Esperamos que, no espírito de transparência que deve nortear o Prêmio, os organizadores esclareçam estas questões, o que permitiria um melhor entendimento sobre o resultado final.

E uma vez que o próprio curador do Prêmio afirmou que o jurado em questão “não era adequado ao prêmio”, esperamos também que doravante a seleção de jurados seja mais criteriosa, reduzindo o risco de posturas oportunistas.

No mesmo dia 22/10 à noite, o curador do Jabuti José Luiz Goldfarb, através da assessoria de imprensa da CBL respondeu aos questionamentos de Feith:

“Informamos que:

1. Tanto na primeira quanto na segunda fase do prêmio, todas as notas são entregues em envelopes lacrados ao Conselho Curador, sendo somente abertos durante a sessão de apuração, diante dos presentes e dos auditores responsáveis pela validação do resultado. Levando-se em consideração que os nomes dos jurados não são revelados até a cerimônia de premiação, não há, portanto, qualquer possibilidade de que um jurado tome conhecimento das notas dos demais.

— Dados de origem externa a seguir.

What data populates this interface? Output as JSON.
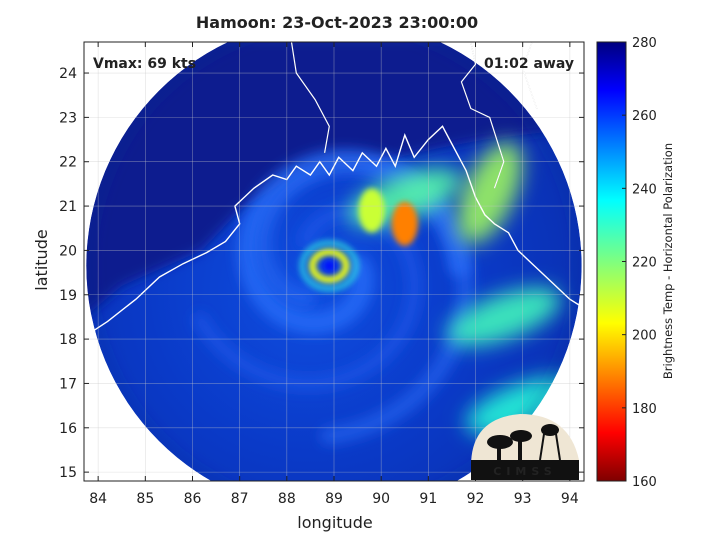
{
  "chart_data": {
    "type": "heatmap",
    "title": "Hamoon: 23-Oct-2023 23:00:00",
    "xlabel": "longitude",
    "ylabel": "latitude",
    "xlim": [
      83.7,
      94.3
    ],
    "ylim": [
      14.8,
      24.7
    ],
    "xticks": [
      84,
      85,
      86,
      87,
      88,
      89,
      90,
      91,
      92,
      93,
      94
    ],
    "yticks": [
      15,
      16,
      17,
      18,
      19,
      20,
      21,
      22,
      23,
      24
    ],
    "grid": true,
    "annotations": {
      "vmax": "Vmax: 69 kts",
      "time_away": "01:02 away"
    },
    "storm_center": {
      "lon": 88.9,
      "lat": 19.65
    },
    "scan_circle": {
      "center_lon": 89.0,
      "center_lat": 19.65,
      "radius_deg": 5.25
    },
    "colorbar": {
      "label": "Brightness Temp - Horizontal Polarization",
      "min": 160,
      "max": 280,
      "ticks": [
        160,
        180,
        200,
        220,
        240,
        260,
        280
      ]
    },
    "features": [
      {
        "kind": "warm-core",
        "lon": 88.9,
        "lat": 19.65,
        "temp": 265
      },
      {
        "kind": "eyewall",
        "lon": 88.9,
        "lat": 19.65,
        "temp": 205
      },
      {
        "kind": "convective-cell",
        "lon": 90.5,
        "lat": 20.6,
        "temp": 188
      },
      {
        "kind": "convective-cell",
        "lon": 89.8,
        "lat": 20.9,
        "temp": 210
      },
      {
        "kind": "rainband",
        "lon": 90.5,
        "lat": 21.2,
        "temp": 225
      },
      {
        "kind": "coastal-rain",
        "lon": 92.3,
        "lat": 21.3,
        "temp": 215
      },
      {
        "kind": "rainband",
        "lon": 92.6,
        "lat": 18.5,
        "temp": 228
      },
      {
        "kind": "rainband",
        "lon": 93.0,
        "lat": 16.5,
        "temp": 232
      }
    ],
    "logo": "CIMSS"
  }
}
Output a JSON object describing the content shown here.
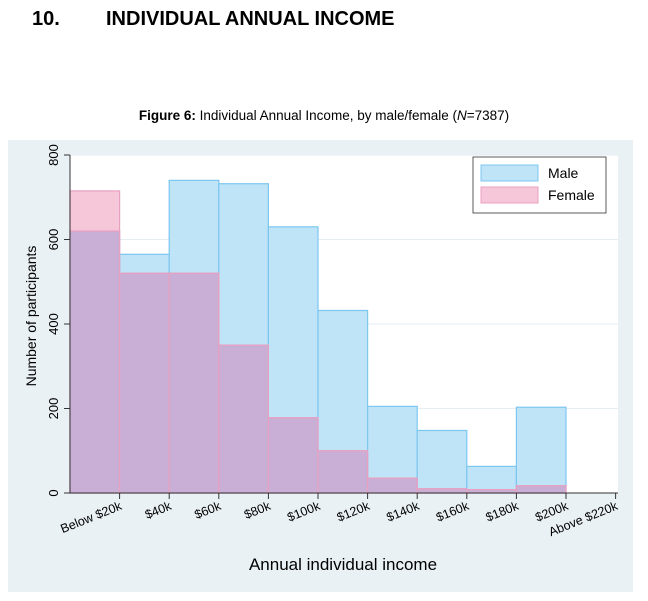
{
  "heading": {
    "number": "10.",
    "title": "INDIVIDUAL ANNUAL INCOME"
  },
  "caption": {
    "label": "Figure 6:",
    "text_before": " Individual Annual Income, by male/female (",
    "n_symbol": "N",
    "n_value": "=7387)"
  },
  "colors": {
    "male_fill": "#bfe3f7",
    "male_stroke": "#7cc7f0",
    "female_fill": "#f6c6d9",
    "female_stroke": "#e8a0c0",
    "overlap_fill": "#c9afd6",
    "plot_background": "#ffffff",
    "outer_background": "#eaf1f5",
    "grid": "#e6eef2"
  },
  "chart_data": {
    "type": "bar",
    "title": "",
    "xlabel": "Annual individual income",
    "ylabel": "Number of participants",
    "ylim": [
      0,
      800
    ],
    "yticks": [
      0,
      200,
      400,
      600,
      800
    ],
    "grid": true,
    "legend_position": "top-right",
    "x_tick_labels": [
      "Below $20k",
      "$40k",
      "$60k",
      "$80k",
      "$100k",
      "$120k",
      "$140k",
      "$160k",
      "$180k",
      "$200k",
      "Above $220k"
    ],
    "categories": [
      "Below $20k",
      "$20k-$40k",
      "$40k-$60k",
      "$60k-$80k",
      "$80k-$100k",
      "$100k-$120k",
      "$120k-$140k",
      "$140k-$160k",
      "$160k-$180k",
      "$180k-$200k",
      "$200k-$220k"
    ],
    "series": [
      {
        "name": "Male",
        "values": [
          620,
          565,
          740,
          732,
          630,
          432,
          205,
          148,
          63,
          203,
          0
        ]
      },
      {
        "name": "Female",
        "values": [
          715,
          520,
          520,
          350,
          178,
          100,
          35,
          10,
          8,
          17,
          0
        ]
      }
    ]
  }
}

2. Na primeira fase do prêmio, quando os jurados têm a prerrogativa de escolher as dez obras que figurarão entre os finalistas, o jurado “C” não atribuiu notas ao romance “Infâmia”, tendo votado na obra em questão apenas na segunda fase da apuração.”.

Agora só nos resta esperar pela divulgação do nome do Jurado C no dia da premiação, ou que ele venha a público se defender antes do evento, ou ainda: que a imprensa consiga descobrir o mistério em torno da identidade do Jurado C e venha a lançar o que viria a ser o furo do ano nos cadernos culturais


Palpites para este texto:

  1. Tanta polemica para um premio tão sem importancia. Sincedramente, o Jabuti é uma piada mesmo. Premio feio, insípido, criado para premiar as panelinhas literarias. Talvez esse ano eles tenham acertado na premiação, graças ao surto do jurado Ç. Se eu fosse um grande escritor eu teria vergonha de receber esse premio.